Sin embargo, desde que se hizo pública la nominación de Borda, el ex y futuro ministro ha marcado sus diferencias con la actual conducción económica. Su posición contraria a la firma de un nuevo acuerdo con el FMI puede ser visto como un cambio de orientación y una diferencia respecto a los gobiernos anteriores. Por el momento, Borda aclara que se trata de una posición personal que se fundamenta en que el país atraviesa una etapa de equilibrio macroeconómico que es necesario mantener, y en que "la reforma institucional que hay que hacer no entra dentro del área de competencia del FMI".
Según Borda, Paraguay no necesita un acuerdo de contingencia con el FMI porque ya superó su situación de aprieto financiero. Paraguay "cuenta actualmente con reservas internacionales suficientes como para enfrentar cualquier crisis financiera que pudiera presentarse".
Los acuerdos de Duarte con el FMI
El último acuerdo firmado entre el gobierno y el FMI vence el próximo 15 de agosto y fue aprobado en mayo de 2006 (100 millones de dólares), “con el objetivo de lograr un aumento sostenido del crecimiento económico y la reducción de la pobreza”. El documento fue avalado por la entonces titular del Banco Central de Paraguay, Mónica Pérez, y el ministro de Hacienda, Ernst Bergen.
La primera parte de ese acuerdo se firmó en 2004 (73 millones de dólares) y fue llevada adelante por el mismo Borda que el próximo 15 de agosto asumirá nuevamente el ministerio de Hacienda. Este programa apuntó a la reforma fiscal y financiera. En este aspecto se logró la sanción de la Ley de Reordenamiento Administrativo y Adecuación Fiscal, y la banca de Segundo Piso (AFD).

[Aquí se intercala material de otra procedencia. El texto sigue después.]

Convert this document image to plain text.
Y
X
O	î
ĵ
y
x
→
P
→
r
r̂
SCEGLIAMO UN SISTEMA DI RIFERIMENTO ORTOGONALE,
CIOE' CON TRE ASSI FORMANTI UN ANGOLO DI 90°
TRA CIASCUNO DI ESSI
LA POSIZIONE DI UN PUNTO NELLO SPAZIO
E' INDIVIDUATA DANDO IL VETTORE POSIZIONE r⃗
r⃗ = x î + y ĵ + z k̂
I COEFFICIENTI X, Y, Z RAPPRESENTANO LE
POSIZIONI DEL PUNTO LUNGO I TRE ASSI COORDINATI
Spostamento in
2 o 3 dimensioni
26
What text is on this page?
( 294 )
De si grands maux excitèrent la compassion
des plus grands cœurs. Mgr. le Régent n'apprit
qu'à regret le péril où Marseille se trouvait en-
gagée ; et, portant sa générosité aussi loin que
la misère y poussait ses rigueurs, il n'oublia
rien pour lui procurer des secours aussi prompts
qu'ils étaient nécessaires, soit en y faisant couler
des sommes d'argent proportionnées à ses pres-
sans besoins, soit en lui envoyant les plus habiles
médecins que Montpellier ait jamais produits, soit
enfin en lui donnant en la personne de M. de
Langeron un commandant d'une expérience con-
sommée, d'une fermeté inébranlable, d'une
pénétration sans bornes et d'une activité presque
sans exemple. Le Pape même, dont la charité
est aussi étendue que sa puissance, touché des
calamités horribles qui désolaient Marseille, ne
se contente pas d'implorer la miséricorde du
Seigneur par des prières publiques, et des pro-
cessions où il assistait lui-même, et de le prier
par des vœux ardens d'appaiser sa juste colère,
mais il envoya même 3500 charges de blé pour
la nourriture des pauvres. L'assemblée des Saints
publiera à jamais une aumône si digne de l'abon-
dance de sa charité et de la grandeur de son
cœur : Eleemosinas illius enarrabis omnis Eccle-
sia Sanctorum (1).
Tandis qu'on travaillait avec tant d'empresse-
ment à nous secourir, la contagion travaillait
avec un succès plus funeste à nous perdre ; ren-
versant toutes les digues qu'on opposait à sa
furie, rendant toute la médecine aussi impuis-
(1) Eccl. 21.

Quedó pendiente la reforma de las empresas públicas y del Banco Nacional de Fomento.
A pesar de no haber utilizado los recursos disponibles, en ninguna de las dos oportunidades, el gobierno escuchó las "recomendaciones" de la institución sobre el manejo de las empresas públicas y los recursos del Estado.
Las reformas
Los acuerdos con el FMI firmados durante el gobierno de Nicanor Duarte se centraron en la aplicación de medidas para mantener la estabilidad macroeconómica, eliminar el déficit fiscal, lograr un presupuesto equilibrado y el crecimiento económico. Además, en la reforma del sistema financiero para asegurar la estabilidad. En sus inicios, también se incluyó la reforma de las empresas públicas que nunca se llevó a cabo.
En este punto, el FMI, por mantener un acuerdo con el país, flexibilizó sus exigencias y aceptó que el gobierno de Duarte solo se comprometiera a realizar un programa de monitoreo sobre las empresas estatales. Para ello, fue creado un Consejo Supervisor de Empresas del Estado, dependiente de la Presidencia de la República, que debía producir informes periódicos y publicarlos. Sin embargo, hasta ahora ningún dato sobre el manejo de las empresas estatales fue dado a conocer a la opinión pública.
La misión del FMI
La última semana de mayo llegó a Paraguay una misión del FMI para revisar el acuerdo firmado en 2006. Los representantes tenían previsto reunirse con las actuales autoridades en materia económica, y con el equipo del gobierno electo. No se descartaba la posibilidad de que también se entrevistaran con el presidente electo Fernando Lugo, ya que la intención del FMI es conocer si la nueva administración está interesada en seguir con un acuerdo precautorio.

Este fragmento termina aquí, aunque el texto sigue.